Réfléchir une heure, rentrer chez soi un instant et se demander combien on est responsable soi-même du désordre et de la méchanceté dans le monde, cela, nul n’y consent ! Donc, tout se poursuivra comme toujours, et des milliers de gens préparent tous les jours avec zèle la guerre prochaine. Depuis que je le sais, je suis paralysé et désespéré, il n’y a plus pour moi de “patrie” et d’idéal, décors truqués, bons pour les messieurs qui travaillent à un nouveau massacre. A quoi bon penser, dire, écrire quelque chose d’humain, remuer dans sa tête des idées meilleures - pour deux ou trois hommes qui le font, il y a, jour après jour, des milliers de jounaux, de revues, de discours, de séances publiques et secrètes qui recherchent et obtiennent tout le contraire !

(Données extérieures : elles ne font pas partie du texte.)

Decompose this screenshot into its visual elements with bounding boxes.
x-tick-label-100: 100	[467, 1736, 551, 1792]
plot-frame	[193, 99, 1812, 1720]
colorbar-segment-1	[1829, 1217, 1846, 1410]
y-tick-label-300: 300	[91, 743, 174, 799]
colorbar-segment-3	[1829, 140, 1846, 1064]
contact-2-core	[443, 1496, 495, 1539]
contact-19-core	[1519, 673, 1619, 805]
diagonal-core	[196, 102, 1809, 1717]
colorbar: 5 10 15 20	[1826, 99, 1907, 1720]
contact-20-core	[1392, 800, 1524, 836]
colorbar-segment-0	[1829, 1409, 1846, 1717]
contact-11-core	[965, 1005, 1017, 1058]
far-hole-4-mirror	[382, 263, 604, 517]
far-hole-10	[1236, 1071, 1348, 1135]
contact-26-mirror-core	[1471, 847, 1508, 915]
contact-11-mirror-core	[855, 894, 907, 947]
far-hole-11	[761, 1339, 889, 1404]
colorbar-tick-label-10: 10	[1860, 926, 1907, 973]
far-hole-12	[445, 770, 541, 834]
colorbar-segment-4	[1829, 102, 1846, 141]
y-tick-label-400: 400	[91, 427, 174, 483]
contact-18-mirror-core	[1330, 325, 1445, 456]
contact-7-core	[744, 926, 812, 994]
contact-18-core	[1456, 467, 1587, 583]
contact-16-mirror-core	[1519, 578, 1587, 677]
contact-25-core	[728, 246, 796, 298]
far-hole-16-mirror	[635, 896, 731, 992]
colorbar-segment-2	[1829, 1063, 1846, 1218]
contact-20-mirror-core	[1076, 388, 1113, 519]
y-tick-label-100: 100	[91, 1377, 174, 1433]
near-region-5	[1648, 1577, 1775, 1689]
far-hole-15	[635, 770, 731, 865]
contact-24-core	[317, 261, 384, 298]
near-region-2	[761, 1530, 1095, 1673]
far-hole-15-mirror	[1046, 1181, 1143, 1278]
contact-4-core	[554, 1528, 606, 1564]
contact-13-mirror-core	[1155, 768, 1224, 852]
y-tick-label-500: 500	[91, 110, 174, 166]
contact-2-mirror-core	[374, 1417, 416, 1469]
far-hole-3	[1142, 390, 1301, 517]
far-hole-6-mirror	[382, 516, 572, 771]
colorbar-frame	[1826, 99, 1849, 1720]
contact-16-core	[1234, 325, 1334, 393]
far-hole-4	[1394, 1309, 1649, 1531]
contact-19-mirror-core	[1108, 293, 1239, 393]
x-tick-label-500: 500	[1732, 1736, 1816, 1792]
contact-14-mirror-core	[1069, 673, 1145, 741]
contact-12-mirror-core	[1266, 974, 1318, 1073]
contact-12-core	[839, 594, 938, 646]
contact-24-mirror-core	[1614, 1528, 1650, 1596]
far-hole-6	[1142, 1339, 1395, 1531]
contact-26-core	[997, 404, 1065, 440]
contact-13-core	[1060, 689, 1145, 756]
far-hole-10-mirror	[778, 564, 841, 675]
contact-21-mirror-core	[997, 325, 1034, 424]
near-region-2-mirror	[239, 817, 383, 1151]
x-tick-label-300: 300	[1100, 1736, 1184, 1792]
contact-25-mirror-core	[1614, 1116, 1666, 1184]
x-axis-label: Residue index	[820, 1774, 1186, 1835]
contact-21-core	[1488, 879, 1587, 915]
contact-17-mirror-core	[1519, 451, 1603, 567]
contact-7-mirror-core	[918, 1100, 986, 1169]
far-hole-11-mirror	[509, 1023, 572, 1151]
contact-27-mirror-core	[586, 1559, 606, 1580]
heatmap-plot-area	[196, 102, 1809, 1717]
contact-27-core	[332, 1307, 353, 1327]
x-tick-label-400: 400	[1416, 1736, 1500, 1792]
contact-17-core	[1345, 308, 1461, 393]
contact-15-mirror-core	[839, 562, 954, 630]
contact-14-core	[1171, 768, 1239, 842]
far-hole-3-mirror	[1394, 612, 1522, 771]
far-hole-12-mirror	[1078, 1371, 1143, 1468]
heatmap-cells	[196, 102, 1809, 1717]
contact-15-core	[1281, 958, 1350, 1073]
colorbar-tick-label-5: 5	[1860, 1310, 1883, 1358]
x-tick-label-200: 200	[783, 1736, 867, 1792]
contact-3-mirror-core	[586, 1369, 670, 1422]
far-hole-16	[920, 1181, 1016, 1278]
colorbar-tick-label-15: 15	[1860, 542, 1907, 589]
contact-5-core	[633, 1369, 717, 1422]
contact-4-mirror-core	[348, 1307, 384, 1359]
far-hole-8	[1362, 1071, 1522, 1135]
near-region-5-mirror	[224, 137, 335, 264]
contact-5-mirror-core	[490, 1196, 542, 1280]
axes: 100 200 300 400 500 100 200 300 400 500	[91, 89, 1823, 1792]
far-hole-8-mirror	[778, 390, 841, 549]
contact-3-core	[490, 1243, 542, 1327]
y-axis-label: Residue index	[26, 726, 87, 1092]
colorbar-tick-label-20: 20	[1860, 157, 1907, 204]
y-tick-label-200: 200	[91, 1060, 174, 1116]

Hermann Hesse , Le Loup des steppes
C’est une bien belle chose que ce contentement, que cette absence de douleur, que ces jours supportables et assoupis, où ni la souffrance ni le plaisir n’osent crier, où tout chuchote et glisse sur la pointe des pieds. Malheureusement, je suis ainsi fait que c’est précisément cette satisfaction que je supporte le moins; après une brève durée, elle me répugne et m’horripile inexprimablement, et je dois par désespoir me réfugier dans quelque autre climat si possible, par la voie des plaisirs, mais si nécessaire, par celle des douleurs. Quand je reste un peu de temps sans peine et sans joie, à respirer la fade et tiède abomination de ces bons jours, ou soi-disant tels, mon âme pleine d’enfantillage se sent prise d’une telle misère, d’un tourment si cuisant, que je saisis la lyre rouillée de la gratitude et que je la flanque à la figure béate du dieu engourdi de satisfaction, car je préfère une douleur franchement diabolique à cette confortable température moyenne! Je sens me brûler une soif sauvage de sensations violentes, une fureur contre cette existence neutre, plate, réglée et stérilisée, un désir forcené de saccager quelque chose, un grand magasin, ou une cathédrale, ou moi-même , de faire des sottises enragées […]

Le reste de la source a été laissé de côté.